After the Landmine published its initial reporting, Armstrong’s social media posts were edited, replacing a claim that she had moved to Alaska “last weekend” to a claim that she had moved to Alaska “last week.”
Now, the Alaska Landmine has obtained fishing licenses documenting that Armstrong had repeatedly declared herself a resident of Louisiana in June 2019. The first license, a nonresident one-day sport fish license, was issued June 15, 2019. The second license, a 2019 nonresident annual sport fishing license, was issued June 23, 2019. When she applied for both licenses, Armstrong declared her current residence to be in Metairie, Louisiana.
Alaska fishing licenses require licensees to affirm that they have read and understood the definition of residency in Alaska, and warn that false statements can lead to criminal penalties.
On June 21, 2020 Armstrong applied for a resident sport license. She listed her Alaska residency as one year and zero months, nominally dating back to June 2019. On July 20, 2021 Armstrong applied for another resident sport license. She listed her Alaska residency as two years and one month, again dating her residency back to June 2019.
But on July 26, 2022–after Armstrong filed to run for office–her residency story changed. This time, when she applied for a resident sport license she declared her Alaska residency to be three years and two months. The additional month of claimed residency now aligned Armstrong’s fishing licenses with the May 2019 residency she had recently claimed on her declaration of candidacy. But it did not match the length of residency Armstrong had previously declared on her resident fishing license applications.

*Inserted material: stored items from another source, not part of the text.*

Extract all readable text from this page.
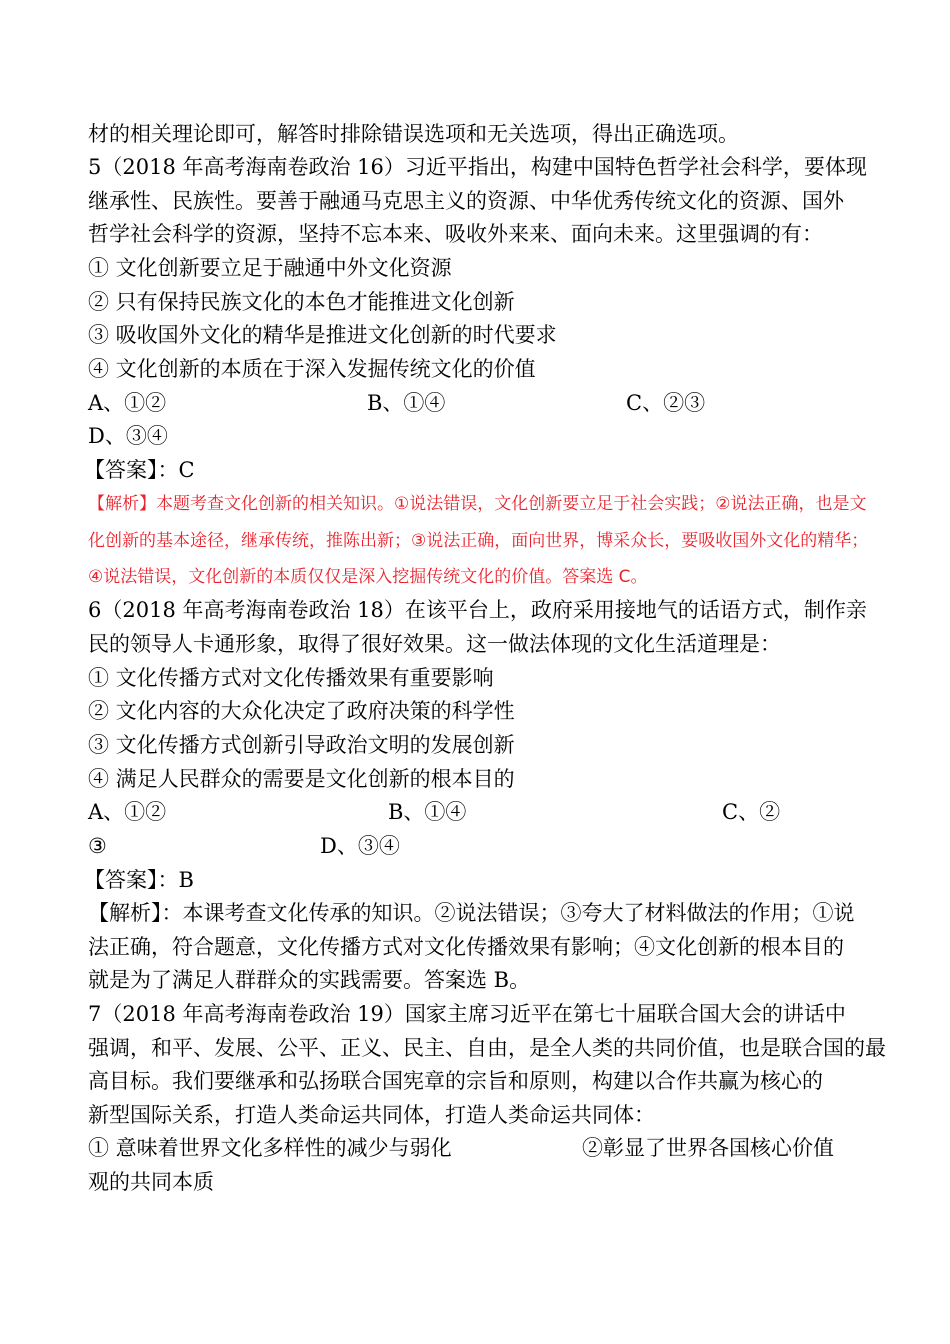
材的相关理论即可，解答时排除错误选项和无关选项，得出正确选项。
5（2018 年高考海南卷政治 16）习近平指出，构建中国特色哲学社会科学，要体现
继承性、民族性。要善于融通马克思主义的资源、中华优秀传统文化的资源、国外
哲学社会科学的资源，坚持不忘本来、吸收外来来、面向未来。这里强调的有：
① 文化创新要立足于融通中外文化资源
② 只有保持民族文化的本色才能推进文化创新
③ 吸收国外文化的精华是推进文化创新的时代要求
④ 文化创新的本质在于深入发掘传统文化的价值
A、①②	B、①④	C、②③
D、③④
【答案】：C
【解析】本题考查文化创新的相关知识。①说法错误，文化创新要立足于社会实践；②说法正确，也是文
化创新的基本途径，继承传统，推陈出新；③说法正确，面向世界，博采众长，要吸收国外文化的精华；
④说法错误，文化创新的本质仅仅是深入挖掘传统文化的价值。答案选 C。
6（2018 年高考海南卷政治 18）在该平台上，政府采用接地气的话语方式，制作亲
民的领导人卡通形象，取得了很好效果。这一做法体现的文化生活道理是：
① 文化传播方式对文化传播效果有重要影响
② 文化内容的大众化决定了政府决策的科学性
③ 文化传播方式创新引导政治文明的发展创新
④ 满足人民群众的需要是文化创新的根本目的
A、①②	B、①④	C、②
③	D、③④
【答案】：B
【解析】：本课考查文化传承的知识。②说法错误；③夸大了材料做法的作用；①说
法正确，符合题意，文化传播方式对文化传播效果有影响；④文化创新的根本目的
就是为了满足人群群众的实践需要。答案选 B。
7（2018 年高考海南卷政治 19）国家主席习近平在第七十届联合国大会的讲话中
强调，和平、发展、公平、正义、民主、自由，是全人类的共同价值，也是联合国的最
高目标。我们要继承和弘扬联合国宪章的宗旨和原则，构建以合作共赢为核心的
新型国际关系，打造人类命运共同体，打造人类命运共同体：
① 意味着世界文化多样性的减少与弱化	②彰显了世界各国核心价值
观的共同本质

The Division of Elections takes people at their word when they fill out their declaration of candidacy. Investigations are only launched if a complaint is filed.
Armstrong is in a heads-up match against Republican Liz Vazquez, a former one-term representative, for the open West Anchorage House seat. Incumbent Representative Matt Claman (D – Anchorage) waited until the final days before the filing deadline to announce he would fun for the State Senate; Armstrong declared on June 1 – the filing deadline. Such eleventh-hour changes often reflect coordinated attempts by incumbents or political parties to hand-pick successors and discourage challengers. Sources tell the Landmine that Armstrong’s candidacy was strategically advanced by prominent Alaska Democrats.

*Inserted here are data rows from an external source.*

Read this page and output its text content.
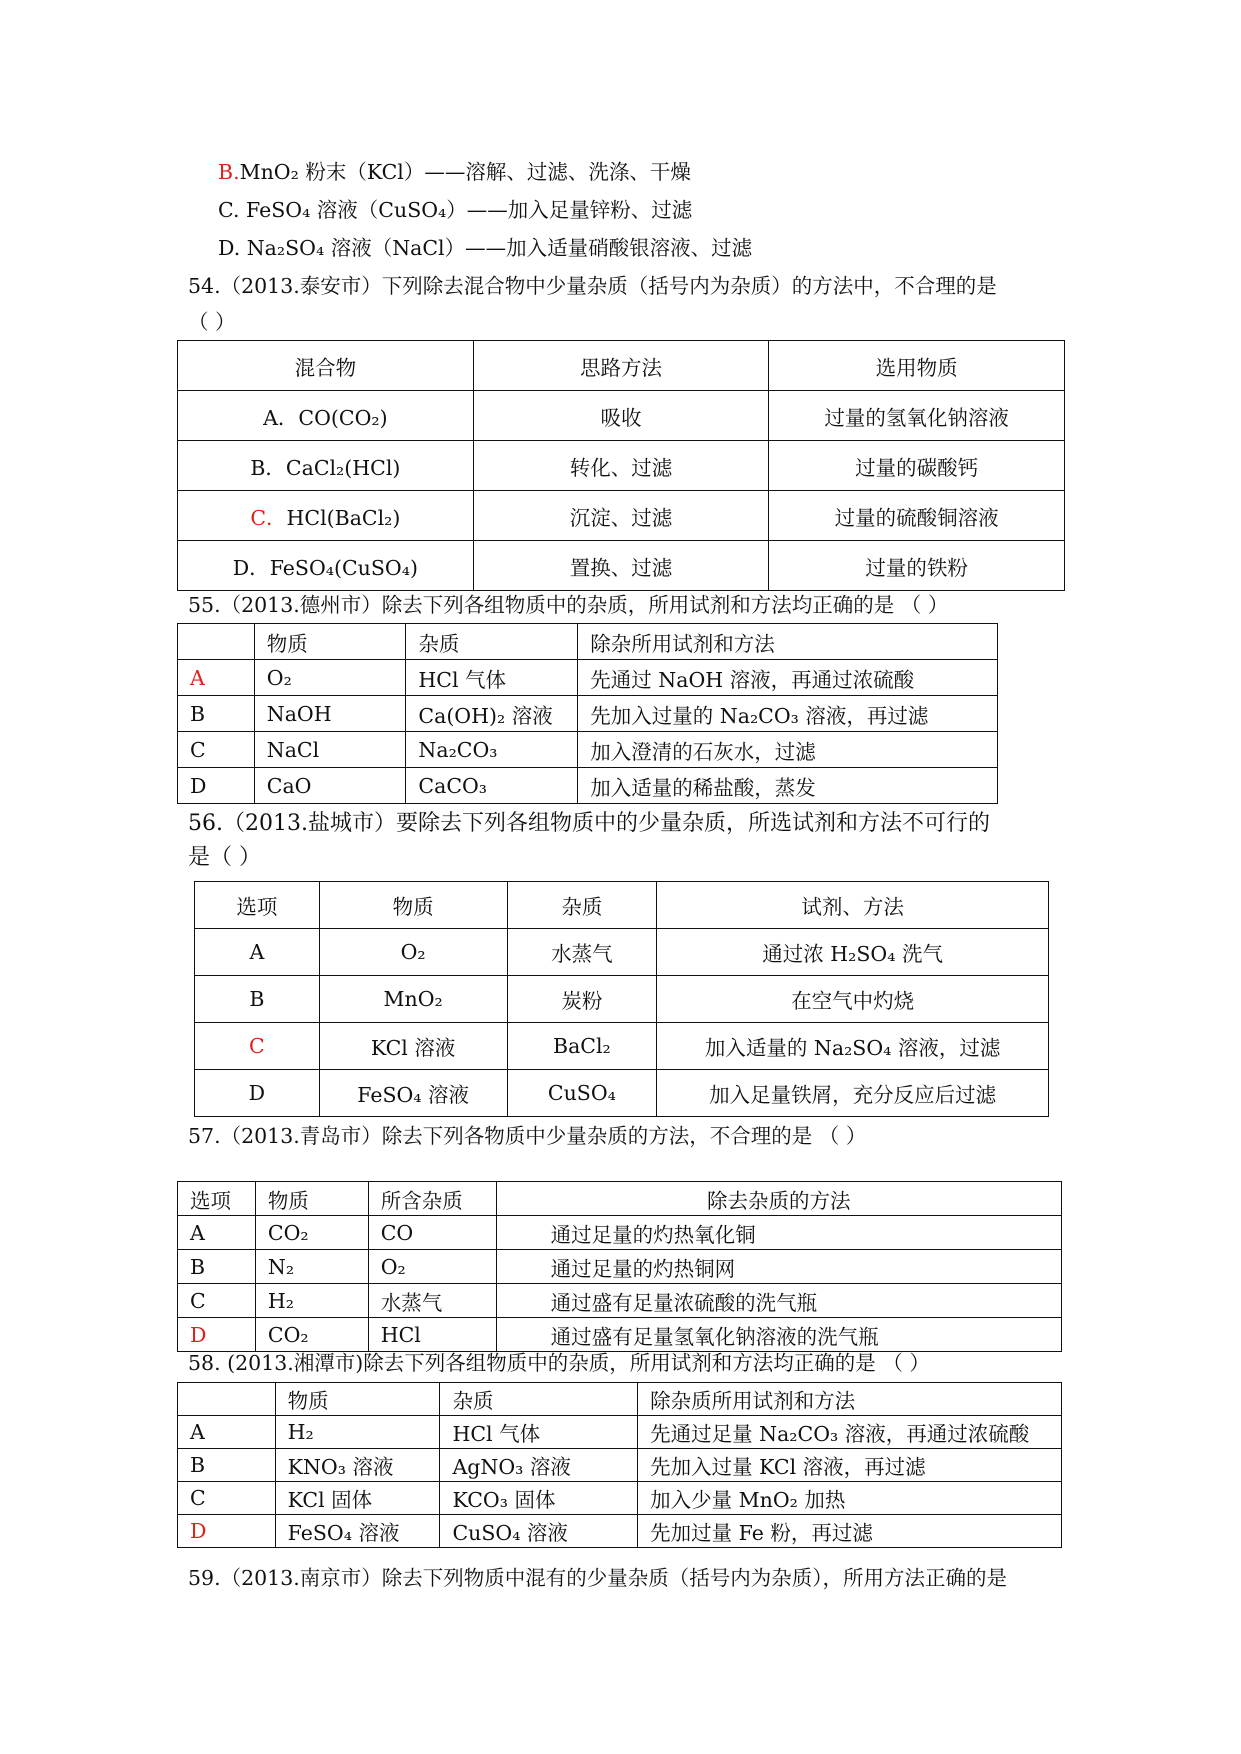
B.MnO₂ 粉末（KCl）——溶解、过滤、洗涤、干燥
C. FeSO₄ 溶液（CuSO₄）——加入足量锌粉、过滤
D. Na₂SO₄ 溶液（NaCl）——加入适量硝酸银溶液、过滤
54.（2013.泰安市）下列除去混合物中少量杂质（括号内为杂质）的方法中，不合理的是
（ ）
混合物	思路方法	选用物质
A．CO(CO₂)	吸收	过量的氢氧化钠溶液
B．CaCl₂(HCl)	转化、过滤	过量的碳酸钙
C．HCl(BaCl₂)	沉淀、过滤	过量的硫酸铜溶液
D．FeSO₄(CuSO₄)	置换、过滤	过量的铁粉
55.（2013.德州市）除去下列各组物质中的杂质，所用试剂和方法均正确的是 （ ）
	物质	杂质	除杂所用试剂和方法
A	O₂	HCl 气体	先通过 NaOH 溶液，再通过浓硫酸
B	NaOH	Ca(OH)₂ 溶液	先加入过量的 Na₂CO₃ 溶液，再过滤
C	NaCl	Na₂CO₃	加入澄清的石灰水，过滤
D	CaO	CaCO₃	加入适量的稀盐酸，蒸发
56.（2013.盐城市）要除去下列各组物质中的少量杂质，所选试剂和方法不可行的
是（ ）
选项	物质	杂质	试剂、方法
A	O₂	水蒸气	通过浓 H₂SO₄ 洗气
B	MnO₂	炭粉	在空气中灼烧
C	KCl 溶液	BaCl₂	加入适量的 Na₂SO₄ 溶液，过滤
D	FeSO₄ 溶液	CuSO₄	加入足量铁屑，充分反应后过滤
57.（2013.青岛市）除去下列各物质中少量杂质的方法，不合理的是 （ ）
选项	物质	所含杂质	除去杂质的方法
A	CO₂	CO	通过足量的灼热氧化铜
B	N₂	O₂	通过足量的灼热铜网
C	H₂	水蒸气	通过盛有足量浓硫酸的洗气瓶
D	CO₂	HCl	通过盛有足量氢氧化钠溶液的洗气瓶
58. (2013.湘潭市)除去下列各组物质中的杂质，所用试剂和方法均正确的是 （ ）
	物质	杂质	除杂质所用试剂和方法
A	H₂	HCl 气体	先通过足量 Na₂CO₃ 溶液，再通过浓硫酸
B	KNO₃ 溶液	AgNO₃ 溶液	先加入过量 KCl 溶液，再过滤
C	KCl 固体	KCO₃ 固体	加入少量 MnO₂ 加热
D	FeSO₄ 溶液	CuSO₄ 溶液	先加过量 Fe 粉，再过滤
59.（2013.南京市）除去下列物质中混有的少量杂质（括号内为杂质），所用方法正确的是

In response to questions about her fishing licenses, Armstrong provided the following statement, along with screenshots of a May 10, 2019 flight reservation, to the Landmine:
Alaska has been my home since May of 2019. As you can see in the following plane ticket, I arrived here on May 10 of that year, and after a life-changing road trip with my now husband, I moved in with him in Anchorage.
In order to qualify for a residential fishing license in Alaska, you have to live in Alaska for 12 months. That is why I had a non-resident license during my first summer here. I have lived in Alaska since May 2019, and there is nowhere else I have lived or called home since then, a fact that is well-documented. [original emphasis]

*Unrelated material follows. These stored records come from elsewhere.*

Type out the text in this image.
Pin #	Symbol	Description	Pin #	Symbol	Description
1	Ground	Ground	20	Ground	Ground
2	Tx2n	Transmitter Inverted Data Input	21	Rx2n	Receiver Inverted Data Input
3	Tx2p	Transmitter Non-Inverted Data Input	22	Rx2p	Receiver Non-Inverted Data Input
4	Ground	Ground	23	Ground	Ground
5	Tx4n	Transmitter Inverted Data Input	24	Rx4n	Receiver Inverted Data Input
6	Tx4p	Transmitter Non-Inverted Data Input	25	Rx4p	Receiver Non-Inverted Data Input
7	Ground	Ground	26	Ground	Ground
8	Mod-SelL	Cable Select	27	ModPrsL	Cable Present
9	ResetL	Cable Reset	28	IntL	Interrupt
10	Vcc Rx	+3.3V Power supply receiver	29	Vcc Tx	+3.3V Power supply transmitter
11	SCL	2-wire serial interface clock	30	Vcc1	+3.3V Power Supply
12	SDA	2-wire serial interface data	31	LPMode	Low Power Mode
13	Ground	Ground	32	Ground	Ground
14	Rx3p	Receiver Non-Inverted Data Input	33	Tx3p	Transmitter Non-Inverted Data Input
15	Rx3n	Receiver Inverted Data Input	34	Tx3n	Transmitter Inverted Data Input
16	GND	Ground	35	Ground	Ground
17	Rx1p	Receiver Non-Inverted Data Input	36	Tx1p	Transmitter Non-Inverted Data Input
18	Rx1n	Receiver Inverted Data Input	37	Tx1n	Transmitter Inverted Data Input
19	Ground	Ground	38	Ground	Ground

When I considered running for office earlier this year, for the first time ever, I went back through my calendar to find the exact date I moved in with Ben. This was important to me so I could confirm that I am qualified to run for office. My residency and eligibility to run for State House was certified by the Division of Elections.
When the Landmine asked Armstrong why her Instagram posts stating when she moved to Alaska had been edited, she responded:
The posts you’re asking about from Instagram were made retrospectively (not posted in real-time) and were my way of announcing a big life decision to family and friends and sharing the story of what made me fall in love with this place, not to provide a detailed legal record.